Published at 12:45 PM on September 18, 2008

By Robert Davis

Hounddog

Paste Rating

28
forgettable

Your Rating

Release Date: Sept. 19
Director/Writer: Deborah Kampmeier
Cinematographers: 
Jim Denault, Edward Lachman, Stephen Thompson
Starring: Dakota Fanning, Piper Laurie, David Morse, Robin Wright Penn

Studio/Run Time: 
Empire Film Group, 93 mins.

Once-controversial film is really just unsophisticated

Splashed on the pages of The New York Times and breathlessly blurbed on The Drudge Report, a controversial little film called Hounddog was the talk of Sundance in 2007
. But the fever broke, and more than a year-and-a-half later the film is opening in a small number of theaters with nary a peep about its once-controversial scene.

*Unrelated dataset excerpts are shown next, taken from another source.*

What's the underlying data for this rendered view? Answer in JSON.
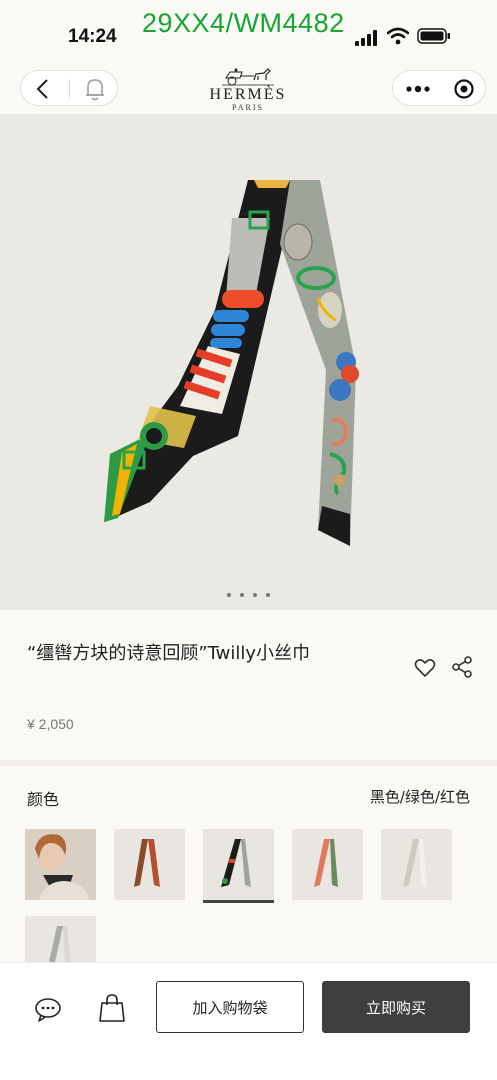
{
  "status_bar": {
    "time": "14:24",
    "watermark": "29XX4/WM4482",
    "watermark_color": "#17a534"
  },
  "nav": {
    "back_icon": "chevron-left-icon",
    "bell_icon": "bell-icon",
    "brand_name": "HERMÈS",
    "brand_city": "PARIS",
    "more_icon": "more-dots-icon",
    "target_icon": "target-icon"
  },
  "gallery": {
    "page_count": 4,
    "current_page": 1,
    "background": "#ebe9e4"
  },
  "product": {
    "title": "“缰辔方块的诗意回顾”Twilly小丝巾",
    "price": "¥ 2,050",
    "favorite_icon": "heart-icon",
    "share_icon": "share-icon"
  },
  "color_section": {
    "label": "颜色",
    "selected_value": "黑色/绿色/红色",
    "swatches": [
      "model-photo",
      "brown-red",
      "black-green-red",
      "white-red-green",
      "white-grey",
      "grey-light"
    ],
    "selected_index": 2
  },
  "bottom_bar": {
    "chat_icon": "chat-icon",
    "bag_icon": "shopping-bag-icon",
    "add_to_cart": "加入购物袋",
    "buy_now": "立即购买",
    "buy_button_color": "#3f3f3f"
  }
}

The film follows a little girl, wonderfully played by a 12-year-old Dakota Fanning, who lives in the Deep South with her lecherous father and stern grandmother. The scene that caused the uproar, in which the girl is raped in a barn, turns out to be so thick with expressionistic shadows that the concerns for Fanning’s safety seem misplaced. It’s so chastely shot with hints and suggestions that the actors may not have even been on the set at the same time. Far more disturbing is the way the girl repeatedly sings “Hound Dog” in her underwear at the insistence of salivating adult males. It’s a gothic nightmare, a green garden crawling with snakes.

The film’s comical treatment of the South resembles Black Snake Moan, but instead of embracing its pulpy nature, it aims for seriousness, then gives us cornpone performances, a lightning bolt that triggers a tractor’s ejector seat, and a simple-minded view of saintly black folk who possess a dangerous blues.